MOSCOW — The leader of Russia's Chechnya has vowed to bar human rights activists from visiting his region once the trial of a prominent activist wraps up.
Speaking at a meeting with law enforcement officials in a video released on Thursday, Ramzan Kadyrov vowed to make Chechnya a "no-go zone" for human rights activists, whom he compared to "terrorists and extremists" and accused of "harming Chechnya" on the orders of the West.
Kadyrov, who has been barred from visiting the United States and Europe, said he will impose similar travel bans on "everything and everyone who stands in the way of a peaceful life of our people."

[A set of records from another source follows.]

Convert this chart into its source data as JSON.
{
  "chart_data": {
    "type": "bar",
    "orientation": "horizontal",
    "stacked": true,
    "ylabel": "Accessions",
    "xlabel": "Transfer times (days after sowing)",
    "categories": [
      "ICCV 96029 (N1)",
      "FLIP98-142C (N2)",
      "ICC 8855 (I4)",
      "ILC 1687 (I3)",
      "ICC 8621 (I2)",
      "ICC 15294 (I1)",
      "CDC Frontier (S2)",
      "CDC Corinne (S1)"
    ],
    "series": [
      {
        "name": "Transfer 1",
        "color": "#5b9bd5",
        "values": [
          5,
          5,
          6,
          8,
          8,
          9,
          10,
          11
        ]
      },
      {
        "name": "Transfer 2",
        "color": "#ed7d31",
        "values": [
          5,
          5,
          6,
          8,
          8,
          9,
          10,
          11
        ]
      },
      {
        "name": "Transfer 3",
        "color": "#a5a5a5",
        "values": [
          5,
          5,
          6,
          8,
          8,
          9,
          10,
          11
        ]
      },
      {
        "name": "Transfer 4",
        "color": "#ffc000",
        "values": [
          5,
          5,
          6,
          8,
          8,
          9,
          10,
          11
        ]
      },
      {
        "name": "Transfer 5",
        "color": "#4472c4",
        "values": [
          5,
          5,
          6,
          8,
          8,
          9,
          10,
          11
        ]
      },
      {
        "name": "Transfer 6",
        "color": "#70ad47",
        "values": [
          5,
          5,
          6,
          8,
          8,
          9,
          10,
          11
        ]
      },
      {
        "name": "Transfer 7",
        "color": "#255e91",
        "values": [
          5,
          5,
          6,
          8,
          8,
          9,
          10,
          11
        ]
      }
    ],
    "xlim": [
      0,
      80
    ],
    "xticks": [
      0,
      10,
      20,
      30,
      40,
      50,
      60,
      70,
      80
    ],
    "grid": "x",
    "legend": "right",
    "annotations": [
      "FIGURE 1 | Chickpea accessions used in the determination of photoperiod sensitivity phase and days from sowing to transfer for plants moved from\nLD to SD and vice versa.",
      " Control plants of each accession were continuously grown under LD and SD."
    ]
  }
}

Many international human rights activists who had been unable to work in Chechnya because of constant threats and intimidation have been visiting the region this year to attend the trial of local human rights advocate Oyub Titiyev, who has been charged with drugs possession. Titiyev's supporters dismiss the charges against him as a political vendetta, while Kadyrov has been calling him "a drug addict."
Not a single human rights activist will be allowed into Chechnya once the trial wraps up, Kadyrov said, adding that members of the rights groups "have no right to set foot on my land."

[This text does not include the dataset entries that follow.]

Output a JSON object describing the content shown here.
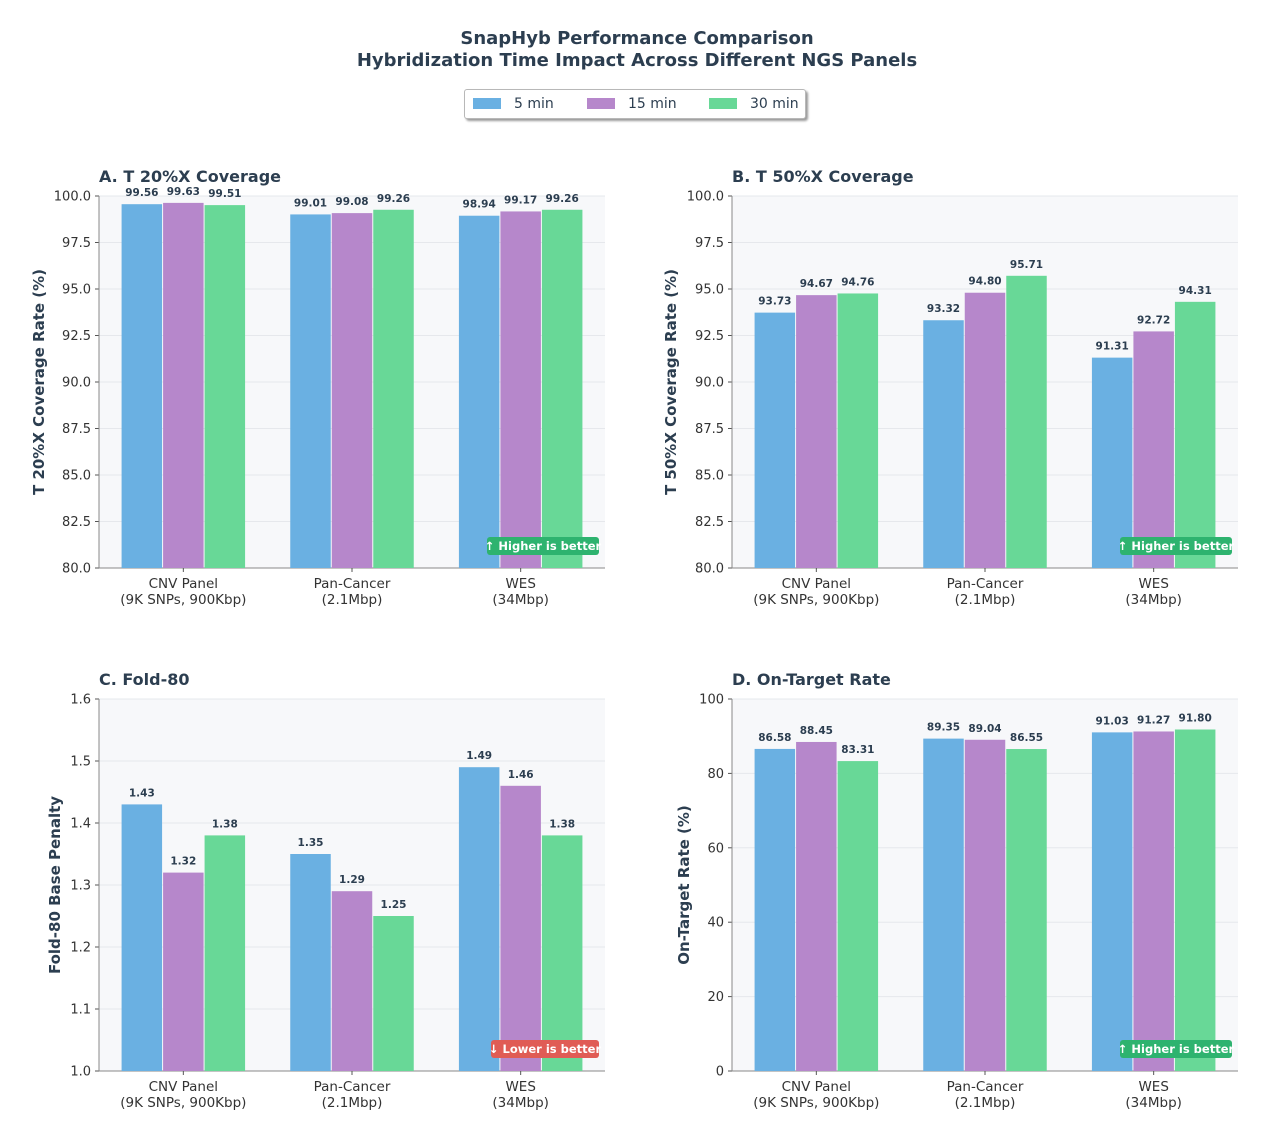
{
  "title": "SnapHyb Performance Comparison",
  "subtitle": "Hybridization Time Impact Across Different NGS Panels",
  "colors": {
    "5 min": "#6ab0e2",
    "15 min": "#b687cb",
    "30 min": "#68d897",
    "good_badge": "#2eb36f",
    "bad_badge": "#e05c55",
    "panel_bg": "#f7f8fa",
    "text": "#2c3e50"
  },
  "legend": [
    {
      "label": "5 min",
      "color": "#6ab0e2"
    },
    {
      "label": "15 min",
      "color": "#b687cb"
    },
    {
      "label": "30 min",
      "color": "#68d897"
    }
  ],
  "chart_data": [
    {
      "type": "bar",
      "title": "A. T 20%X Coverage",
      "xlabel": "",
      "ylabel": "T 20%X Coverage Rate (%)",
      "categories": [
        "CNV Panel\n(9K SNPs, 900Kbp)",
        "Pan-Cancer\n(2.1Mbp)",
        "WES\n(34Mbp)"
      ],
      "series": [
        {
          "name": "5 min",
          "values": [
            99.56,
            99.01,
            98.94
          ]
        },
        {
          "name": "15 min",
          "values": [
            99.63,
            99.08,
            99.17
          ]
        },
        {
          "name": "30 min",
          "values": [
            99.51,
            99.26,
            99.26
          ]
        }
      ],
      "ylim": [
        80,
        100
      ],
      "yticks": [
        80,
        82.5,
        85,
        87.5,
        90,
        92.5,
        95,
        97.5,
        100
      ],
      "ytick_decimals": 1,
      "label_decimals": 2,
      "badge": "↑ Higher is better",
      "badge_type": "good"
    },
    {
      "type": "bar",
      "title": "B. T 50%X Coverage",
      "xlabel": "",
      "ylabel": "T 50%X Coverage Rate (%)",
      "categories": [
        "CNV Panel\n(9K SNPs, 900Kbp)",
        "Pan-Cancer\n(2.1Mbp)",
        "WES\n(34Mbp)"
      ],
      "series": [
        {
          "name": "5 min",
          "values": [
            93.73,
            93.32,
            91.31
          ]
        },
        {
          "name": "15 min",
          "values": [
            94.67,
            94.8,
            92.72
          ]
        },
        {
          "name": "30 min",
          "values": [
            94.76,
            95.71,
            94.31
          ]
        }
      ],
      "ylim": [
        80,
        100
      ],
      "yticks": [
        80,
        82.5,
        85,
        87.5,
        90,
        92.5,
        95,
        97.5,
        100
      ],
      "ytick_decimals": 1,
      "label_decimals": 2,
      "badge": "↑ Higher is better",
      "badge_type": "good"
    },
    {
      "type": "bar",
      "title": "C. Fold-80",
      "xlabel": "",
      "ylabel": "Fold-80 Base Penalty",
      "categories": [
        "CNV Panel\n(9K SNPs, 900Kbp)",
        "Pan-Cancer\n(2.1Mbp)",
        "WES\n(34Mbp)"
      ],
      "series": [
        {
          "name": "5 min",
          "values": [
            1.43,
            1.35,
            1.49
          ]
        },
        {
          "name": "15 min",
          "values": [
            1.32,
            1.29,
            1.46
          ]
        },
        {
          "name": "30 min",
          "values": [
            1.38,
            1.25,
            1.38
          ]
        }
      ],
      "ylim": [
        1.0,
        1.6
      ],
      "yticks": [
        1.0,
        1.1,
        1.2,
        1.3,
        1.4,
        1.5,
        1.6
      ],
      "ytick_decimals": 1,
      "label_decimals": 2,
      "badge": "↓ Lower is better",
      "badge_type": "bad"
    },
    {
      "type": "bar",
      "title": "D. On-Target Rate",
      "xlabel": "",
      "ylabel": "On-Target Rate (%)",
      "categories": [
        "CNV Panel\n(9K SNPs, 900Kbp)",
        "Pan-Cancer\n(2.1Mbp)",
        "WES\n(34Mbp)"
      ],
      "series": [
        {
          "name": "5 min",
          "values": [
            86.58,
            89.35,
            91.03
          ]
        },
        {
          "name": "15 min",
          "values": [
            88.45,
            89.04,
            91.27
          ]
        },
        {
          "name": "30 min",
          "values": [
            83.31,
            86.55,
            91.8
          ]
        }
      ],
      "ylim": [
        0,
        100
      ],
      "yticks": [
        0,
        20,
        40,
        60,
        80,
        100
      ],
      "ytick_decimals": 0,
      "label_decimals": 2,
      "badge": "↑ Higher is better",
      "badge_type": "good"
    }
  ]
}
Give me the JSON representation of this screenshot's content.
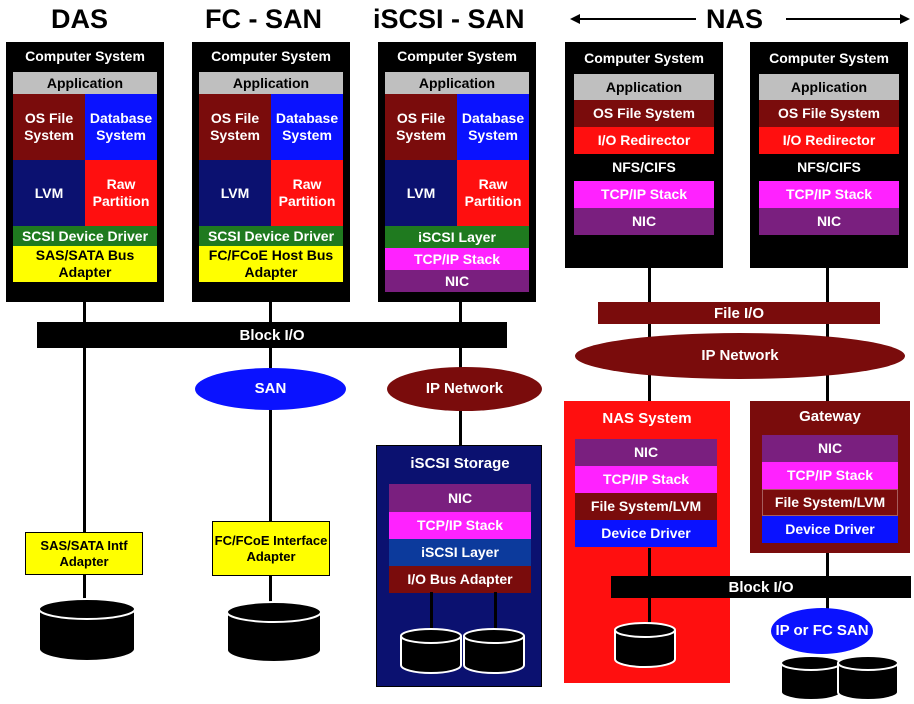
{
  "headers": {
    "das": "DAS",
    "fc": "FC - SAN",
    "iscsi": "iSCSI - SAN",
    "nas": "NAS"
  },
  "computer_system": "Computer System",
  "stack": {
    "application": "Application",
    "os_file_system": "OS File System",
    "database_system": "Database System",
    "lvm": "LVM",
    "raw_partition": "Raw Partition",
    "scsi_driver": "SCSI Device Driver",
    "sas_adapter": "SAS/SATA Bus Adapter",
    "fc_adapter": "FC/FCoE Host Bus Adapter",
    "iscsi_layer": "iSCSI Layer",
    "tcpip": "TCP/IP Stack",
    "nic": "NIC",
    "io_redirector": "I/O Redirector",
    "nfs_cifs": "NFS/CIFS"
  },
  "block_io": "Block I/O",
  "file_io": "File I/O",
  "ip_network": "IP Network",
  "san": "SAN",
  "sas_intf_adapter": "SAS/SATA Intf Adapter",
  "fc_intf_adapter": "FC/FCoE Interface Adapter",
  "iscsi_storage": {
    "title": "iSCSI Storage",
    "layers": [
      "NIC",
      "TCP/IP Stack",
      "iSCSI Layer",
      "I/O Bus Adapter"
    ]
  },
  "nas_system": {
    "title": "NAS System",
    "layers": [
      "NIC",
      "TCP/IP Stack",
      "File System/LVM",
      "Device Driver"
    ]
  },
  "gateway": {
    "title": "Gateway",
    "layers": [
      "NIC",
      "TCP/IP Stack",
      "File System/LVM",
      "Device Driver"
    ]
  },
  "ip_fc_san": "IP or FC SAN",
  "colors": {
    "maroon": "#7a0c0c",
    "blue": "#0a12ff",
    "navy": "#0b1170",
    "red": "#ff0f0f",
    "green": "#1f7a1f",
    "yellow": "#ffff00",
    "magenta": "#ff22ff",
    "purple": "#7a1f7f"
  }
}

Kadyrov's comments come just days after the predominantly Muslim region was rattled by a series of attacks by five teenage militants who targeted police officers. The Kremlin has relied on Kadyrov, who has trampled out all dissent in that region, to keep Chechnya in check after two separatist wars there in the 1990s.

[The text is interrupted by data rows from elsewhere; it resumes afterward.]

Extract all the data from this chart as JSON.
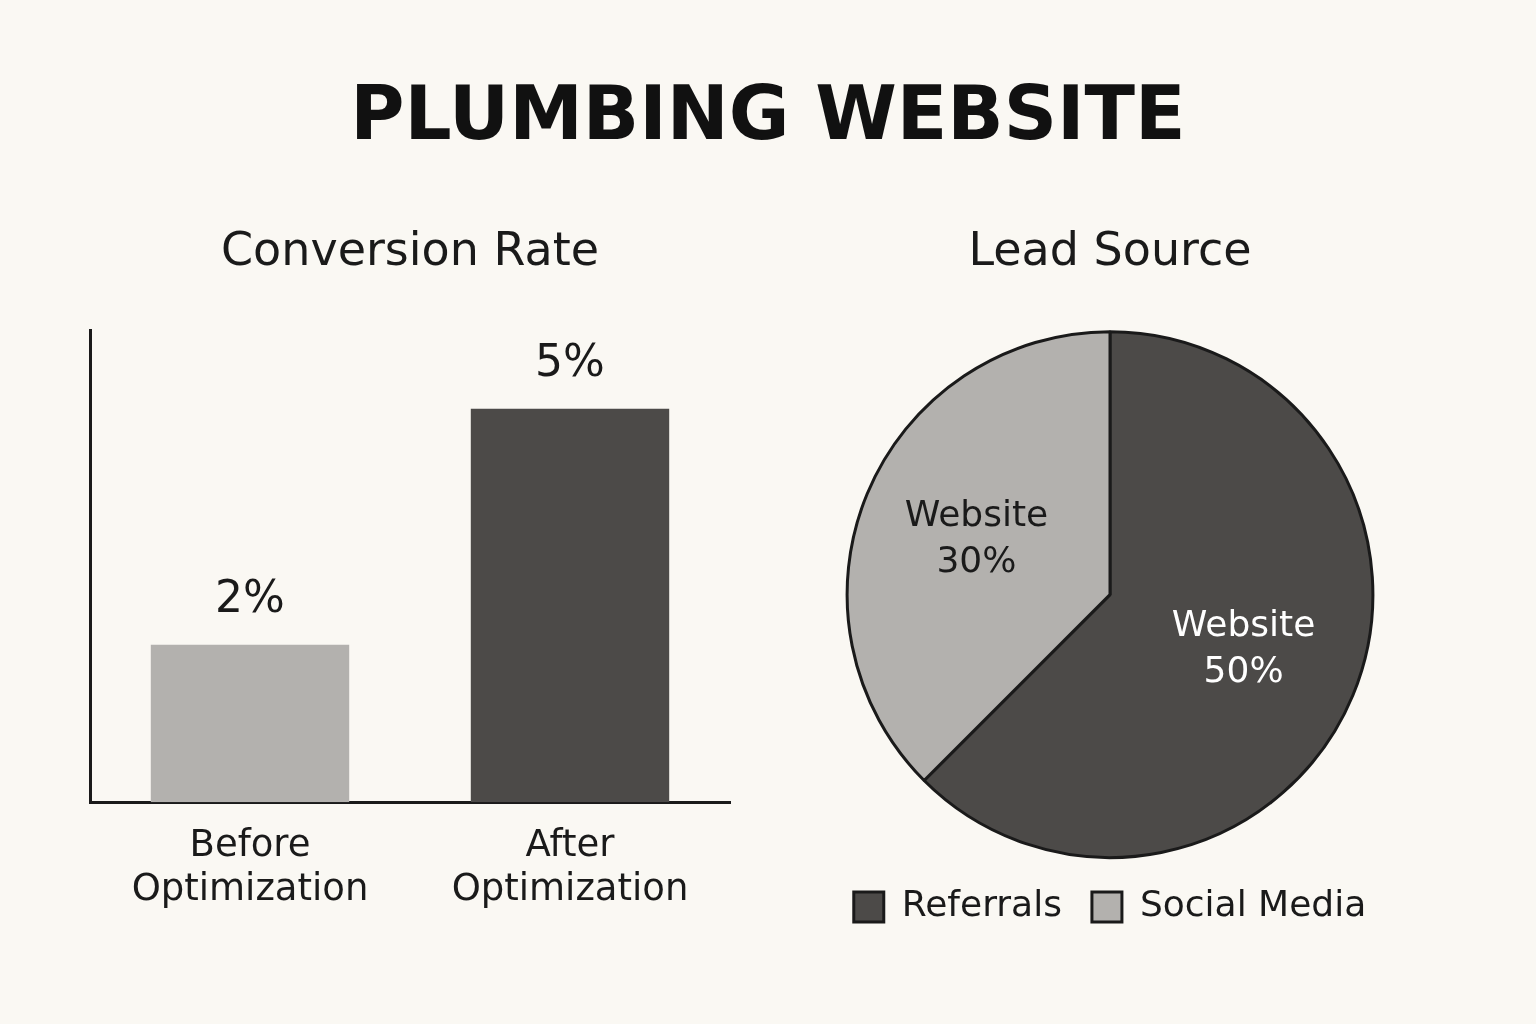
{
  "chart_data": [
    {
      "type": "other",
      "title": "PLUMBING WEBSITE"
    },
    {
      "type": "bar",
      "title": "Conversion Rate",
      "categories": [
        "Before Optimization",
        "After Optimization"
      ],
      "values": [
        2,
        5
      ],
      "colors": [
        "#b3b1ae",
        "#4c4a48"
      ],
      "value_labels": [
        "2%",
        "5%"
      ],
      "tick_labels": "x"
    },
    {
      "type": "pie",
      "title": "Lead Source",
      "categories": [
        "Referrals",
        "Social Media"
      ],
      "values": [
        50,
        30
      ],
      "colors": [
        "#4c4a48",
        "#b3b1ae"
      ],
      "value_labels": [
        "Website 50%",
        "Website 30%"
      ],
      "legend": "bottom"
    }
  ]
}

Kadyrov has ruled Chechnya since the 2004 assassination of his father, a separatist leader who switched sides to support the Russian government after two devastating wars in the 1990s. In the past decade, Kadyrov's opponents have been killed or driven into exile; disappearances and extrajudicial killings have become mundane; families of suspected militants have been forced to leave Chechnya; and their houses have been burnt down.
Last year, activists documented a broad crackdown on gay people in Chechnya in which at least 100 suspected gay men were round up and tortured and at least three were killed. A federal investigation found no proof of those reports while Kadyrov insisted that there were no gay people in Chechnya at all.
Tanya Lokshina, associate director for Europe and Central Asia at Human Rights Watch, on Friday called Kadyrov's statement "vicious" and noted that the Kremlin could always stop Kadyrov if it wanted to.
Lokshina told The Associated Press that the rights activists were allowed to travel to Titiyev's trial on Kremlin orders — "this also means that the Kremlin can make it clear to Kadyrov that human rights defenders should be able to work there anytime, safely, which is precisely what it should do, including by ensuring Titiyev's immediate release."
The Kremlin on Friday sought to play down Kadyrov's statement, saying that it may have been "taken out of context."
Kremlin spokesman Dmitry Peskov told reporters on Friday that he is convinced that Kadyrov's comments "cannot be about all human rights activists" and added that many rights advocates "do a very important job."